На это Аристотель как бы говорит: да, все уже есть. Милый Сократ, вы говорите, что мышление не может прийти в движение, потому что это попытка, противоречащая самой себе, — чтобы двигаться, нужно знать, а если знаешь, зачем двигаться? Нет оснований двигаться. Так нет, «вечный двигатель», по мысли Аристотеля, и есть утверждение, что в определенном смысле, в определенном разрезе бытия, есть завершенная полнота, — в другом разрезе она выступает как жизнь и движение, дети растут, а актуалия роста, то есть нечто, приводящее в движение сам этот рост, и причем в определенном направлении, есть форма человека, или взрослый человек. Более того, в этой маленькой связке понятий есть еще одно понятие, увеличивающее эту гроздь, связку понятий.

Греки как бы спрашивали: мы здесь, в этой точке, и явно, что мы не только не все знаем, мы вообще знаем очень мало; вот перед нами предмет А, как мы можем высказать о нем что-либо, если ясно, что предмет А стоит в тысяче связей, добрая сотня из которых весьма существенна для сущности этого предмета, и мы не можем перебрать эту связку сотен связей, потому что на это понадобилось бы время, большее, чем время человеческой жизни, то есть время индивидуально осуществляемого акта познания. Они (акты познания) будут разыгрываться в конечном времени жизни познающего, и даже если предположить, что познание состоит из складывания, или прикладывания, одного познающего к другому познающему так, чтобы как олимпийский факел передавался акт мысли, это нам не помогает, потому что истину ведь нужно высказывать сейчас (ведь я сейчас что-то высказываю, и характеристика истины, или истинности, применима к тому, что я высказываю сейчас, или неприменима). Если даже предположить приложение познающих одного к другому и тем самым расположить знание в, как я говорил (...).

(...) никогда ничего не можем высказывать. Нельзя бесконечность поделить на конечные единицы: если мы допустили внешнюю бесконечность знания, то делением бесконечности на конечные единицы мы получим в каждой точке нуль, значит, нигде ничего нельзя высказывать.

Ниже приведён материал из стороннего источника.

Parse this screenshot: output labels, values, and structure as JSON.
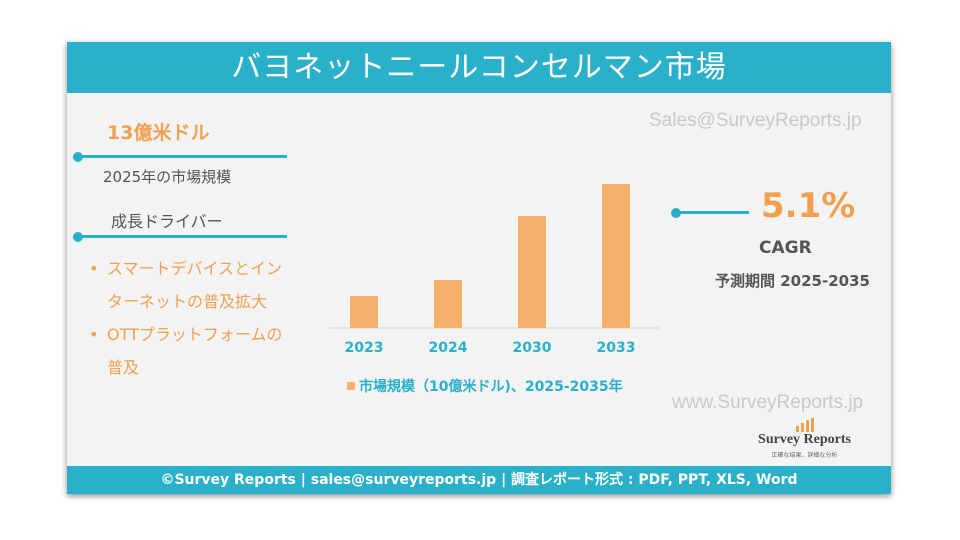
{
  "title": "バヨネットニールコンセルマン市場",
  "watermark_text": "Sales@SurveyReports.jp",
  "watermark_text_2": "www.SurveyReports.jp",
  "market_size": {
    "value": "13億米ドル",
    "year_label": "2025年の市場規模"
  },
  "drivers": {
    "heading": "成長ドライバー",
    "items": [
      "スマートデバイスとインターネットの普及拡大",
      "OTTプラットフォームの普及"
    ]
  },
  "cagr": {
    "value": "5.1%",
    "label": "CAGR",
    "forecast_period": "予測期間 2025-2035"
  },
  "logo": {
    "name": "Survey Reports",
    "tagline": "正確な结果、詳細な分析"
  },
  "footer": "©Survey Reports | sales@surveyreports.jp |  調査レポート形式 : PDF, PPT, XLS, Word",
  "colors": {
    "accent": "#2ab0c8",
    "bar": "#f5b06b",
    "highlight": "#f0a050"
  },
  "chart_data": {
    "type": "bar",
    "categories": [
      "2023",
      "2024",
      "2030",
      "2033"
    ],
    "values": [
      1.2,
      1.8,
      4.2,
      5.4
    ],
    "legend": "市場規模（10億米ドル)、2025-2035年",
    "ylim": [
      0,
      6
    ],
    "grid": false
  }
}
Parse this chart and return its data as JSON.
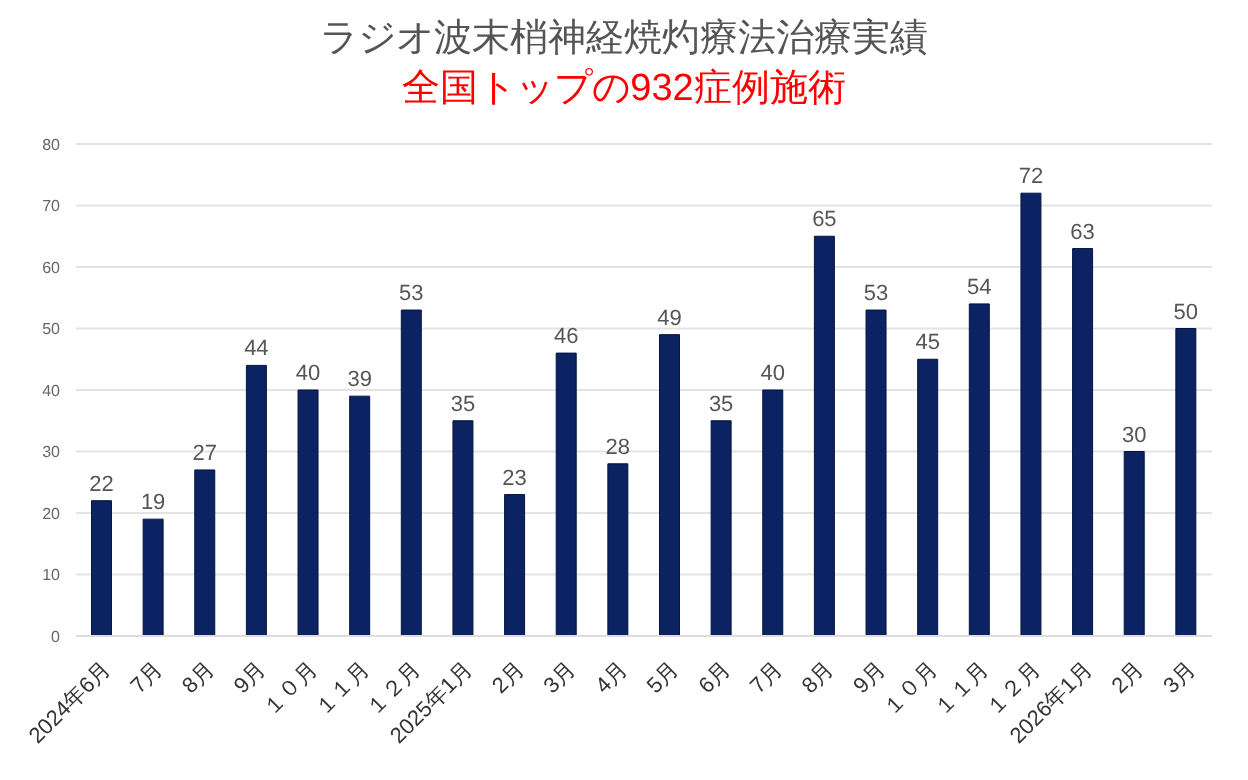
{
  "chart_data": {
    "type": "bar",
    "title": "ラジオ波末梢神経焼灼療法治療実績",
    "subtitle": "全国トップの932症例施術",
    "categories": [
      "2024年6月",
      "7月",
      "8月",
      "9月",
      "１０月",
      "１１月",
      "１２月",
      "2025年1月",
      "2月",
      "3月",
      "4月",
      "5月",
      "6月",
      "7月",
      "8月",
      "9月",
      "１０月",
      "１１月",
      "１２月",
      "2026年1月",
      "2月",
      "3月"
    ],
    "values": [
      22,
      19,
      27,
      44,
      40,
      39,
      53,
      35,
      23,
      46,
      28,
      49,
      35,
      40,
      65,
      53,
      45,
      54,
      72,
      63,
      30,
      50
    ],
    "color": "#0b2263",
    "ylim": [
      0,
      80
    ],
    "yticks": [
      0,
      10,
      20,
      30,
      40,
      50,
      60,
      70,
      80
    ],
    "grid": "y",
    "data_labels": true
  }
}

Аристотель вводит понятие, которое прерывает дурную бесконечность. Собственно, для этого оно и вводится — чтобы прервать дурную бесконечность утекания возможности знания, то есть возможности того, чтобы знаемое сейчас, здесь, могло иметь характеристику, или свойства, истины. У Аристотеля эту бесконечность прерывает понятие «естественного места»[100]*, оно имеет разные выражения у Аристотеля, проигрывается по-разному, в разных регистрах, оно высвечивается, поворачивается к нам разными сторонами, которые получают разные названия. Но само оно остается одинаковым, то есть занимает одно и то же место и играет одну и ту же роль во всем устройстве и экономии аристотелевского мышления. Почему движущиеся предметы (в случае описания физического движения) понятны, или интеллигибельны, для Аристотеля в той мере, в какой движение описывается как движение предмета на его естественное место, возвращение его на естественное место? Естественное место есть локальное совершенство, независимое от протяженности во внешнюю дурную бесконечность, независимое от добавления знаний; в других терминах естественное место есть энтелехия, то есть полная явленность и полное обнаружение предметов.

В случае, когда нужно характеризовать предмет независимо от его состава и содержательной динамики, взять пространственную (в физическом смысле) сторону, этот предмет называется естественным местом. Аристотель пользуется примером сосуда — того, что заключает в себе нечто. Как сосуд заключал бы в себе жидкость (жидкость ведь не совпадает с сосудом, и сосуд не совпадает с жидкостью), [так и] у естественного места есть то, что полностью содержит в себе предмет или топос этого предмета.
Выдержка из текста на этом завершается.